The best time to sell is when your business is thriving or when an investment is needed to take it to the next level and you, as the business owner, don’t want to incur that cost.
6. Selling Using Online Brokers
Did you know that 90% of businesses listed on online broker sites NEVER get sold? According to an article in Forbes:
“The percentage of listings that won’t sell is more like 90%. Therefore, it is a daunting task and frustrating for a buyer to wade through the numerous listings that are overpriced, have unsupported cash flow, lack information, and brokers who are not well trained. So the best route is to assist a buyer with a direct search, because the best listings are not on the internet.”

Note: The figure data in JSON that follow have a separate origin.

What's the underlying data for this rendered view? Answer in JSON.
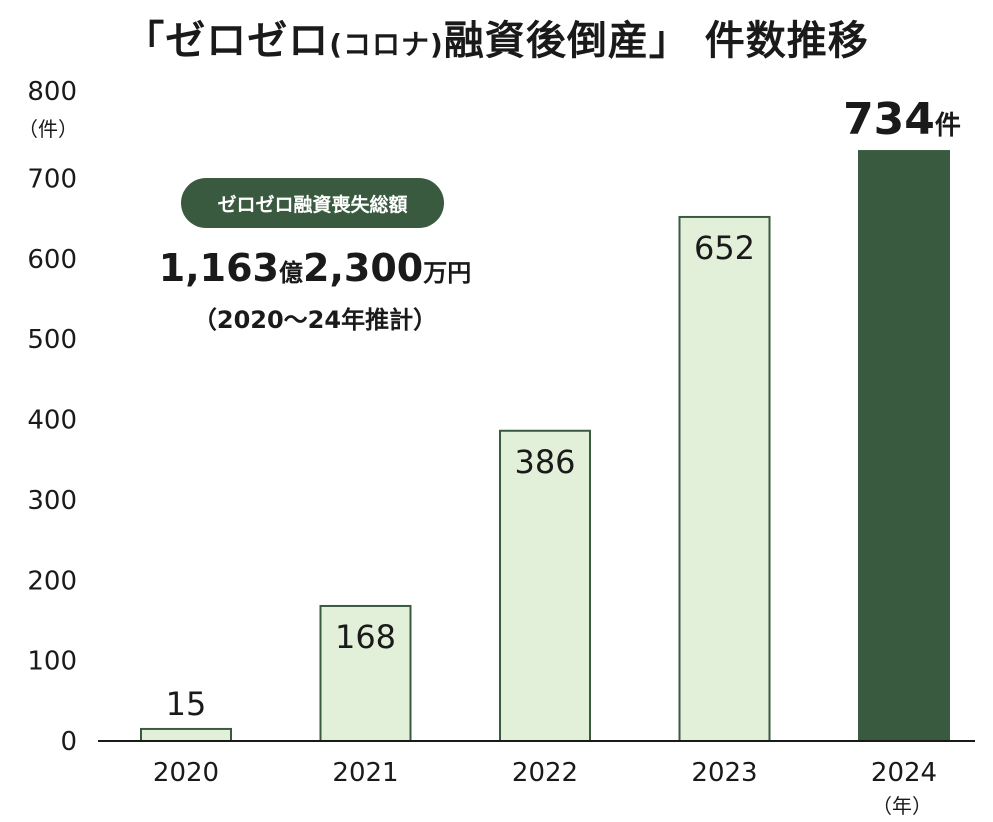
{
  "title_main": "「ゼロゼロ",
  "title_paren": "(コロナ)",
  "title_rest": "融資後倒産」 件数推移",
  "annotation": {
    "pill": "ゼロゼロ融資喪失総額",
    "amount_a": "1,163",
    "unit_a": "億",
    "amount_b": "2,300",
    "unit_b": "万円",
    "note": "（2020～24年推計）"
  },
  "last_value_number": "734",
  "last_value_unit": "件",
  "colors": {
    "light_bar": "#e2efd9",
    "dark_bar": "#3a5a40",
    "bar_stroke": "#3a5a40"
  },
  "chart_data": {
    "type": "bar",
    "categories": [
      "2020",
      "2021",
      "2022",
      "2023",
      "2024"
    ],
    "values": [
      15,
      168,
      386,
      652,
      734
    ],
    "value_labels": [
      "15",
      "168",
      "386",
      "652",
      "734"
    ],
    "ylim": [
      0,
      800
    ],
    "yticks": [
      0,
      100,
      200,
      300,
      400,
      500,
      600,
      700,
      800
    ],
    "ylabel": "（件）",
    "xlabel": "（年）",
    "grid": false,
    "highlight_index": 4
  }
}
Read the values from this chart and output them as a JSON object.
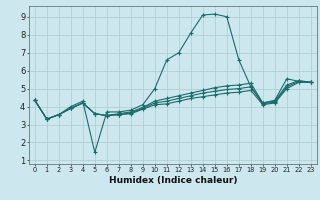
{
  "background_color": "#cce8ee",
  "grid_color": "#aacccc",
  "line_color": "#1a6b6b",
  "marker": "+",
  "xlabel": "Humidex (Indice chaleur)",
  "ylim": [
    0.8,
    9.6
  ],
  "xlim": [
    -0.5,
    23.5
  ],
  "yticks": [
    1,
    2,
    3,
    4,
    5,
    6,
    7,
    8,
    9
  ],
  "xticks": [
    0,
    1,
    2,
    3,
    4,
    5,
    6,
    7,
    8,
    9,
    10,
    11,
    12,
    13,
    14,
    15,
    16,
    17,
    18,
    19,
    20,
    21,
    22,
    23
  ],
  "lines": [
    [
      0,
      4.35,
      1,
      3.3,
      2,
      3.55,
      3,
      4.0,
      4,
      4.3,
      5,
      1.45,
      6,
      3.7,
      7,
      3.7,
      8,
      3.8,
      9,
      4.1,
      10,
      5.0,
      11,
      6.6,
      12,
      7.0,
      13,
      8.1,
      14,
      9.1,
      15,
      9.15,
      16,
      9.0,
      17,
      6.6,
      18,
      5.1,
      19,
      4.2,
      20,
      4.35,
      21,
      5.55,
      22,
      5.4,
      23,
      5.35
    ],
    [
      0,
      4.35,
      1,
      3.3,
      2,
      3.55,
      3,
      3.9,
      4,
      4.2,
      5,
      3.6,
      6,
      3.5,
      7,
      3.55,
      8,
      3.6,
      9,
      3.85,
      10,
      4.1,
      11,
      4.15,
      12,
      4.3,
      13,
      4.45,
      14,
      4.55,
      15,
      4.65,
      16,
      4.75,
      17,
      4.8,
      18,
      4.9,
      19,
      4.1,
      20,
      4.2,
      21,
      5.0,
      22,
      5.35,
      23,
      5.35
    ],
    [
      0,
      4.35,
      1,
      3.3,
      2,
      3.55,
      3,
      3.9,
      4,
      4.2,
      5,
      3.6,
      6,
      3.5,
      7,
      3.55,
      8,
      3.65,
      9,
      3.9,
      10,
      4.2,
      11,
      4.3,
      12,
      4.45,
      13,
      4.6,
      14,
      4.75,
      15,
      4.85,
      16,
      4.95,
      17,
      5.0,
      18,
      5.1,
      19,
      4.15,
      20,
      4.25,
      21,
      5.1,
      22,
      5.4,
      23,
      5.35
    ],
    [
      0,
      4.35,
      1,
      3.3,
      2,
      3.55,
      3,
      3.9,
      4,
      4.2,
      5,
      3.6,
      6,
      3.5,
      7,
      3.6,
      8,
      3.7,
      9,
      3.95,
      10,
      4.3,
      11,
      4.45,
      12,
      4.6,
      13,
      4.75,
      14,
      4.9,
      15,
      5.05,
      16,
      5.15,
      17,
      5.2,
      18,
      5.3,
      19,
      4.2,
      20,
      4.3,
      21,
      5.2,
      22,
      5.45,
      23,
      5.35
    ]
  ],
  "xlabel_fontsize": 6.5,
  "xlabel_fontweight": "bold",
  "ytick_fontsize": 6,
  "xtick_fontsize": 4.8
}
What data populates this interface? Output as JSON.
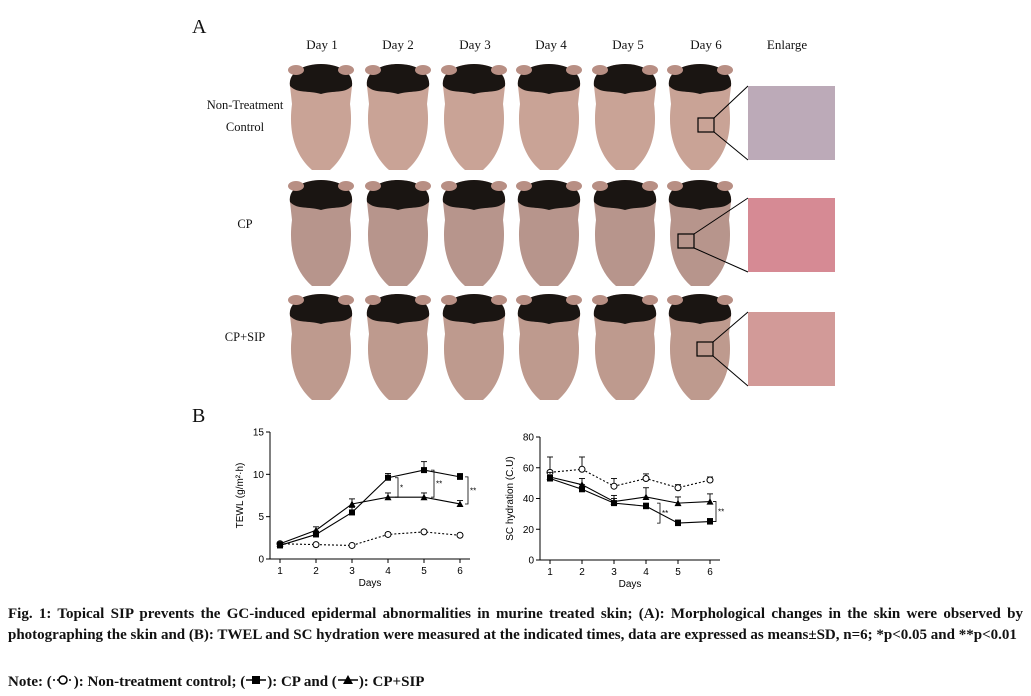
{
  "figure": {
    "panel_a_letter": "A",
    "panel_b_letter": "B",
    "days": [
      "Day 1",
      "Day 2",
      "Day 3",
      "Day 4",
      "Day 5",
      "Day 6"
    ],
    "enlarge_label": "Enlarge",
    "rows": [
      {
        "label_line1": "Non-Treatment",
        "label_line2": "Control",
        "skin": "#c9a396",
        "enlarge_color": "#bcaab8"
      },
      {
        "label_line1": "CP",
        "label_line2": "",
        "skin": "#b7958c",
        "enlarge_color": "#d68a94"
      },
      {
        "label_line1": "CP+SIP",
        "label_line2": "",
        "skin": "#be9a8e",
        "enlarge_color": "#d29a98"
      }
    ]
  },
  "chart_data": [
    {
      "type": "line",
      "xlabel": "Days",
      "ylabel": "TEWL (g/m²·h)",
      "x": [
        1,
        2,
        3,
        4,
        5,
        6
      ],
      "ylim": [
        0,
        15
      ],
      "yticks": [
        0,
        5,
        10,
        15
      ],
      "xticks": [
        1,
        2,
        3,
        4,
        5,
        6
      ],
      "series": [
        {
          "marker": "open-circle",
          "dashed": true,
          "values": [
            1.8,
            1.7,
            1.6,
            2.9,
            3.2,
            2.8
          ],
          "errors": [
            0.1,
            0.1,
            0.1,
            0.2,
            0.2,
            0.2
          ]
        },
        {
          "marker": "square",
          "dashed": false,
          "values": [
            1.6,
            2.9,
            5.5,
            9.6,
            10.5,
            9.7
          ],
          "errors": [
            0.2,
            0.4,
            0.6,
            0.5,
            1.0,
            0.4
          ]
        },
        {
          "marker": "triangle",
          "dashed": false,
          "values": [
            1.8,
            3.4,
            6.5,
            7.3,
            7.3,
            6.5
          ],
          "errors": [
            0.2,
            0.4,
            0.6,
            0.5,
            0.5,
            0.4
          ]
        }
      ],
      "annotations": [
        "*",
        "**",
        "**"
      ]
    },
    {
      "type": "line",
      "xlabel": "Days",
      "ylabel": "SC hydration (C.U)",
      "x": [
        1,
        2,
        3,
        4,
        5,
        6
      ],
      "ylim": [
        0,
        80
      ],
      "yticks": [
        0,
        20,
        40,
        60,
        80
      ],
      "xticks": [
        1,
        2,
        3,
        4,
        5,
        6
      ],
      "series": [
        {
          "marker": "open-circle",
          "dashed": true,
          "values": [
            57,
            59,
            48,
            53,
            47,
            52
          ],
          "errors": [
            10,
            8,
            5,
            3,
            2,
            2
          ]
        },
        {
          "marker": "square",
          "dashed": false,
          "values": [
            53,
            46,
            37,
            35,
            24,
            25
          ],
          "errors": [
            2,
            3,
            3,
            2,
            2,
            2
          ]
        },
        {
          "marker": "triangle",
          "dashed": false,
          "values": [
            54,
            49,
            38,
            41,
            37,
            38
          ],
          "errors": [
            3,
            4,
            4,
            6,
            4,
            5
          ]
        }
      ],
      "annotations": [
        "**",
        "**"
      ]
    }
  ],
  "caption": {
    "text": "Fig. 1: Topical SIP prevents the GC-induced epidermal abnormalities in murine treated skin; (A): Morphological changes in the skin were observed by photographing the skin and (B): TWEL and SC hydration were measured at the indicated times, data are expressed as means±SD, n=6; *p<0.05 and **p<0.01",
    "note_prefix": "Note: (",
    "note_mid1": "): Non-treatment control; (",
    "note_mid2": "): CP and (",
    "note_end": "): CP+SIP"
  }
}
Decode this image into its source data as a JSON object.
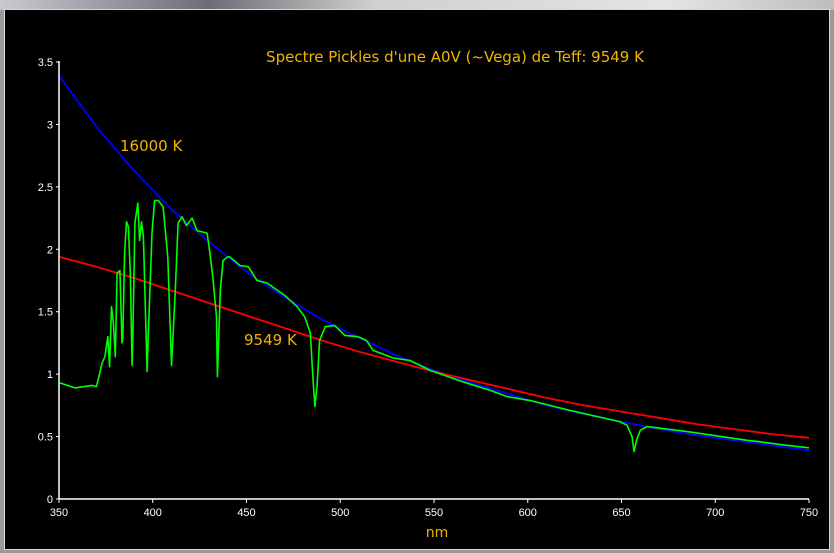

Too many business sellers will go with a business broker based on the price the broker tells them it will sell for. They get your business by telling you what you want to hear rather than what you need to hear. Then, after months of being on the market, they’ll start to tell you that you need to reduce your price.
Another mistake that will cost you money is using a discount broker. Why? Because the reason they offer lower commissions is that they cut their marketing costs. How is not marketing your business to potential buyers helping you?
Due to these reasons, it’s good to stay away from using online brokers to sell your business.
7. Trying To Sell A Business Yourself
You’re good at running your business. In fact, you’re an expert in it. Why? You spend every day focusing on your business and how you can best solve your customer’s problems.
Do you know what you’re not good at? Selling a business. Why? Because you’ve never done it before.
No one is good at doing something the first time they try. This is also the case when it comes to selling a business.
There are really a lot of legal issues to deal with besides trying to attract just the right buyer. Marketing your business, without your employees catching on, trying to negotiate the highest and best price for your company, and trying to run the business at the same time is a daunting task.
Instead of trying to sell a business yourself or using the services of a broker, why not sell directly to an investor? Business investors are those who specialize in buying businesses. They are less price-sensitive and more interested in favorable terms that can create win-win scenarios for all parties involved.